Hugging Face Transformers Skill

Quick Reference

Task	Approach	Key Class
Text Generation	`pipeline("text-generation")`	`AutoModelForCausalLM`
Classification	`pipeline("text-classification")`	`AutoModelForSequenceClassification`
Embeddings	`sentence-transformers`	`SentenceTransformer`
NER	`pipeline("ner")`	`AutoModelForTokenClassification`
QA	`pipeline("question-answering")`	`AutoModelForQuestionAnswering`
Fine-tuning	`Trainer` API	`TrainingArguments`

Installation

bash

# Core transformers
pip install transformers torch

# With all extras
pip install transformers[torch] accelerate

# For embeddings
pip install sentence-transformers

# For quantization
pip install bitsandbytes

# For PEFT/LoRA
pip install peft

# For datasets
pip install datasets

Pipeline API (Fastest Start)

Text Generation

python

from transformers import pipeline

# Simple generation
generator = pipeline("text-generation", model="microsoft/DialoGPT-medium")
result = generator("Hello, how are you?", max_length=50, num_return_sequences=1)
print(result[0]["generated_text"])

# With specific model for instruction following
generator = pipeline(
    "text-generation",
    model="mistralai/Mistral-7B-Instruct-v0.2",
    device_map="auto",
    torch_dtype="auto"
)

messages = [{"role": "user", "content": "Explain transformers in 2 sentences"}]
response = generator(messages, max_new_tokens=100)

Text Classification

python

from transformers import pipeline

# Sentiment analysis
classifier = pipeline("sentiment-analysis")
result = classifier("I love this product!")
# [{'label': 'POSITIVE', 'score': 0.9998}]

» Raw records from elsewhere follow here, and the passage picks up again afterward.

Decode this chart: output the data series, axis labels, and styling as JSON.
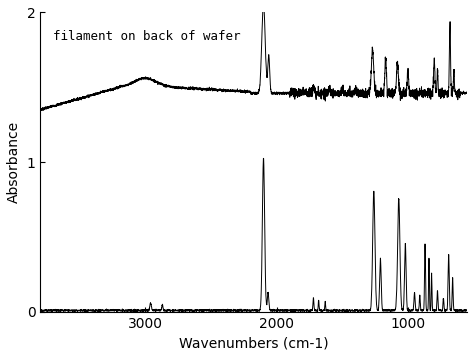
{
  "title": "",
  "xlabel": "Wavenumbers (cm-1)",
  "ylabel": "Absorbance",
  "annotation": "filament on back of wafer",
  "xlim": [
    3800,
    550
  ],
  "ylim": [
    0,
    2.0
  ],
  "yticks": [
    0,
    1,
    2
  ],
  "xticks": [
    3000,
    2000,
    1000
  ],
  "background_color": "#ffffff",
  "line_color": "#000000",
  "figsize": [
    4.74,
    3.57
  ],
  "dpi": 100
}
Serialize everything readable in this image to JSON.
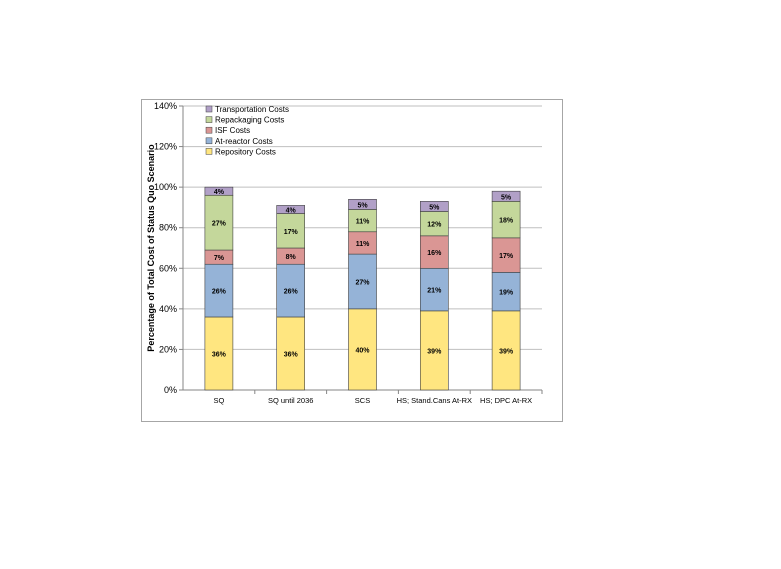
{
  "chart_data": {
    "type": "bar",
    "stacked": true,
    "title": "",
    "xlabel": "",
    "ylabel": "Percentage of Total Cost of Status Quo Scenario",
    "ylim": [
      0,
      140
    ],
    "yticks": [
      "0%",
      "20%",
      "40%",
      "60%",
      "80%",
      "100%",
      "120%",
      "140%"
    ],
    "ytick_values": [
      0,
      20,
      40,
      60,
      80,
      100,
      120,
      140
    ],
    "grid": true,
    "legend_position": "top-left",
    "categories": [
      "SQ",
      "SQ until 2036",
      "SCS",
      "HS; Stand.Cans At-RX",
      "HS; DPC At-RX"
    ],
    "series": [
      {
        "name": "Repository Costs",
        "color": "#ffe680",
        "values": [
          36,
          36,
          40,
          39,
          39
        ],
        "labels": [
          "36%",
          "36%",
          "40%",
          "39%",
          "39%"
        ]
      },
      {
        "name": "At-reactor Costs",
        "color": "#95b3d7",
        "values": [
          26,
          26,
          27,
          21,
          19
        ],
        "labels": [
          "26%",
          "26%",
          "27%",
          "21%",
          "19%"
        ]
      },
      {
        "name": "ISF Costs",
        "color": "#da9694",
        "values": [
          7,
          8,
          11,
          16,
          17
        ],
        "labels": [
          "7%",
          "8%",
          "11%",
          "16%",
          "17%"
        ]
      },
      {
        "name": "Repackaging Costs",
        "color": "#c4d79b",
        "values": [
          27,
          17,
          11,
          12,
          18
        ],
        "labels": [
          "27%",
          "17%",
          "11%",
          "12%",
          "18%"
        ]
      },
      {
        "name": "Transportation Costs",
        "color": "#b1a0c7",
        "values": [
          4,
          4,
          5,
          5,
          5
        ],
        "labels": [
          "4%",
          "4%",
          "5%",
          "5%",
          "5%"
        ]
      }
    ],
    "legend_order": [
      "Transportation Costs",
      "Repackaging Costs",
      "ISF Costs",
      "At-reactor Costs",
      "Repository Costs"
    ]
  }
}
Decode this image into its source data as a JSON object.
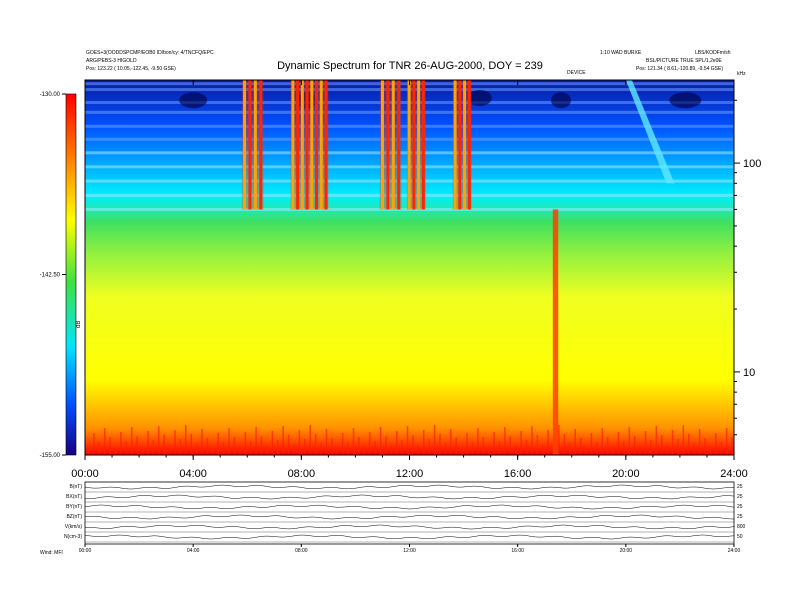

# Multi-label classification
classifier = pipeline(
    "text-classification",
    model="facebook/bart-large-mnli",
    top_k=None  # Return all labels with scores
)

# Zero-shot classification
classifier = pipeline("zero-shot-classification")
result = classifier(
    "This is a tutorial about machine learning",
    candidate_labels=["education", "politics", "business"]
)

Named Entity Recognition

python

from transformers import pipeline

ner = pipeline("ner", aggregation_strategy="simple")
text = "Apple CEO Tim Cook announced new products in Cupertino"
entities = ner(text)

for entity in entities:
    print(f"{entity['word']}: {entity['entity_group']} ({entity['score']:.2f})")
# Apple: ORG (0.99)
# Tim Cook: PER (0.99)
# Cupertino: LOC (0.98)

Question Answering

python

from transformers import pipeline

qa = pipeline("question-answering")
context = """
Hugging Face is a company that develops tools for building machine learning 
applications. It was founded in 2016 and is headquartered in New York City.
"""
question = "When was Hugging Face founded?"
result = qa(question=question, context=context)
# {'answer': '2016', 'score': 0.98, 'start': 89, 'end': 93}

Summarization

python

from transformers import pipeline

summarizer = pipeline("summarization", model="facebook/bart-large-cnn")
text = """Your long document text here..."""
summary = summarizer(text, max_length=130, min_length=30, do_sample=False)

Model and Tokenizer Loading

Basic Loading

python

from transformers import AutoTokenizer, AutoModel, AutoModelForCausalLM

# Load tokenizer and model separately
tokenizer = AutoTokenizer.from_pretrained("bert-base-uncased")
model = AutoModel.from_pretrained("bert-base-uncased")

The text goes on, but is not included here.